Once you have decided you want to monitor a device with Nagios, like a server, router, switch, printer, etc, then you will need to take three steps for each device. This article assumes you have a working Nagios server.
The process illustrated here checking a router is the same process you will use to check servers, switchs, printers, etc. It is always going to be a three step process.
Make sure to check out our live Nagios training class if you prefer a hands on, instructor-led approach to learning Nagios.
Step #1: Create a Host Entry
Each host must have an IP Address on your network. In fact, that should be a static IP Address not a dynamic one as Nagios will tie the IP Address to the hostname. So when you create a host entry you have two elements that are required for the host itself; IP Address and hostname.
IP Addresss: 192.168.5.79
It is important to recognize that the hostname is simply a name the administrator will give to the machine for visual recognition. So you could easily alter the hostname to create visual recognition based on location for example.
Location Based on Office Building
rtbl3a = router(rt) building 3(bl3) first router (a)
You get the idea, creating names that visually enable you to recognize location without referring to a chart.
alias zyzel router
You will also see another element of defining a host is that you are referring to a “generic-switch.” This is a template that allows you to minimize the amount of text required for each host.

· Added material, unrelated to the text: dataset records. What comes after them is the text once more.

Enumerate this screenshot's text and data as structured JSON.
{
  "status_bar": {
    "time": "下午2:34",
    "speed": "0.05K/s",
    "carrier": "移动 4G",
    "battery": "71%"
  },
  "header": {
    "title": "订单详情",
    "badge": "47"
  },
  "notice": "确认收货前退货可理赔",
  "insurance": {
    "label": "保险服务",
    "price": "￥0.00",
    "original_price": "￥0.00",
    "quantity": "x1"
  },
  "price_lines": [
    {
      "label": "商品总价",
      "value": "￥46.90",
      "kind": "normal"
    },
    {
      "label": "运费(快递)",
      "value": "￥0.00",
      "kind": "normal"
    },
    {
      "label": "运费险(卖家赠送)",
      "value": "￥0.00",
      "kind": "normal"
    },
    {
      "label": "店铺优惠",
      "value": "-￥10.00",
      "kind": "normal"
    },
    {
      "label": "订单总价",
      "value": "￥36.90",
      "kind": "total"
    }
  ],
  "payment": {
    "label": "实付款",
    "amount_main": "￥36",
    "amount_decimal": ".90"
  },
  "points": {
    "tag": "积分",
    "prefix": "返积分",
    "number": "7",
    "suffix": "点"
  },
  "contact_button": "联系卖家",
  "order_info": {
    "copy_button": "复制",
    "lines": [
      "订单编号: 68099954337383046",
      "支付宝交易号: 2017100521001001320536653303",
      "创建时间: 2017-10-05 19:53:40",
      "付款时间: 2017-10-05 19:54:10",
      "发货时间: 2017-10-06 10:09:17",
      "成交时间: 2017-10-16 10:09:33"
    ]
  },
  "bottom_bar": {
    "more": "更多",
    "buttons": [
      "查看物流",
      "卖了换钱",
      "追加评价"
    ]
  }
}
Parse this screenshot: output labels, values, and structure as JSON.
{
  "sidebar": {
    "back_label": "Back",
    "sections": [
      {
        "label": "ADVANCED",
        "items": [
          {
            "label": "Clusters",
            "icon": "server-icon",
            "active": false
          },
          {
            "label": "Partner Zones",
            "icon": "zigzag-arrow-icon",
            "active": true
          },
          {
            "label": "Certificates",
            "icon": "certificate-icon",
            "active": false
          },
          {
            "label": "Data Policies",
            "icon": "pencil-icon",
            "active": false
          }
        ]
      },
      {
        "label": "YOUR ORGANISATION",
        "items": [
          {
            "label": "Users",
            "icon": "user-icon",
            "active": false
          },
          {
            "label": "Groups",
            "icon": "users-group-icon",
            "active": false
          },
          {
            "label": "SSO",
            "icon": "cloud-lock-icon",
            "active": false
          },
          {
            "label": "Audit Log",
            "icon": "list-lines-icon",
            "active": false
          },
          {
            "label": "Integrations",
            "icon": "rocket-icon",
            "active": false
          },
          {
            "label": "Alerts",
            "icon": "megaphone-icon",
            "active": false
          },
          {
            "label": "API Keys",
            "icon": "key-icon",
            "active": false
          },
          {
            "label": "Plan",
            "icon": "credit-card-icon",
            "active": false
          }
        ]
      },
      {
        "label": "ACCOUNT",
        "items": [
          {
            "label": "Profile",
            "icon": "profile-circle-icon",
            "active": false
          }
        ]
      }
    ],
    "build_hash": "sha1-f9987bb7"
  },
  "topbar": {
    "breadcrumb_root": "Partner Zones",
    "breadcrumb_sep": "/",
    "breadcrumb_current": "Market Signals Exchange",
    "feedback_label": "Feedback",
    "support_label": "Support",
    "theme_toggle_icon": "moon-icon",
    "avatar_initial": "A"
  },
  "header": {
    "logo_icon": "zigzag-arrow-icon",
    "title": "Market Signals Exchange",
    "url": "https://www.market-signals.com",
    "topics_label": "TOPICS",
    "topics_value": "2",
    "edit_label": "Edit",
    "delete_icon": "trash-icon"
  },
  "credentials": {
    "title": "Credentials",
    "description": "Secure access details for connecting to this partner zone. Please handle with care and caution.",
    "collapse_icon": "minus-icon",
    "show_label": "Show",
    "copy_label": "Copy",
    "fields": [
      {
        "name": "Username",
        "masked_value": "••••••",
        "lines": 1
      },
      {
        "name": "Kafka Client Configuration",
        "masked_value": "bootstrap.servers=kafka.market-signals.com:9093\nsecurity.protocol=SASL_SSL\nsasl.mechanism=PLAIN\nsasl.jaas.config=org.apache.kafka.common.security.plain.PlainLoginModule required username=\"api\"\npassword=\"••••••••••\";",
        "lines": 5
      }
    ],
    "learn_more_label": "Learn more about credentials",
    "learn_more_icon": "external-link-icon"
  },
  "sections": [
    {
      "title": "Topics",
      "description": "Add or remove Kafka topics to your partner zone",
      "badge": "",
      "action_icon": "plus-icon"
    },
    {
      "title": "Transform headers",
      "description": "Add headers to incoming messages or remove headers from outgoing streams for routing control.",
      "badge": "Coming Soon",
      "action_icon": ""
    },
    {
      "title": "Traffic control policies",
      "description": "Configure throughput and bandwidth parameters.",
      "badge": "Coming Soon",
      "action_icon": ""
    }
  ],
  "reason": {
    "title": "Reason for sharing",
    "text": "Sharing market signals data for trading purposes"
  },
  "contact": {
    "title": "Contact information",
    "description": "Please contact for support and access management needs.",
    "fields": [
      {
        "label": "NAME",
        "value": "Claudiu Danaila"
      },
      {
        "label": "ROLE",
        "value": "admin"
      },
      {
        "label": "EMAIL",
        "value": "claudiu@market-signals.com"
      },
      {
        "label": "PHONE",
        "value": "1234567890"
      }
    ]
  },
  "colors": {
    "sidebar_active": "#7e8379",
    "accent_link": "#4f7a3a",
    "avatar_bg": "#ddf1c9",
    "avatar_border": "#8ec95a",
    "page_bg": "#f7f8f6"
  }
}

This is the example of the “generic-switch” template found in the templates.cfg. Note it creates many of the settings that you want but will not have to repeat. It also calls another template “generic-host” so templates may use other templates as well.
name generic-switch ;name of this host template
use generic-host ;Inherit default values from the generic-host
check_period 24×7 ;switches are monitored round the clock
check_interval 5 ;Switches are checked every 5 minutes
retry_interval 1 ;Schedule host check retries at 1 minute
max_check_attempts 10 ;Check each switch 10 times (max)
check_command check-host-alive ;Default command to check
notification_period 24×7 ;Send notifications at any time
notification_interval 30 ;Resend notifications every 30 minutes
notification_options d,r ;send notifications for specific host states
contact_groups admins ;Notifications sent to the admins by default
register 0 ; DONT REGISTER THIS – ITS JUST A TEMPLATE
Step #2: Create a Service Entry
You may only want to verify a host is up and running but you still have to create a service for that to work correctly. As a further note, any service that you use must have a corresponding command that describes how that service command will function. The service_description is very important because Nagios uses this text string in the web interface and has implications when you use graphing options like NagiosGrapher. This will mean that eventually you may want to have service_descriptions that are unique. The check_command must be tied back to a command definition in the commands.cfg.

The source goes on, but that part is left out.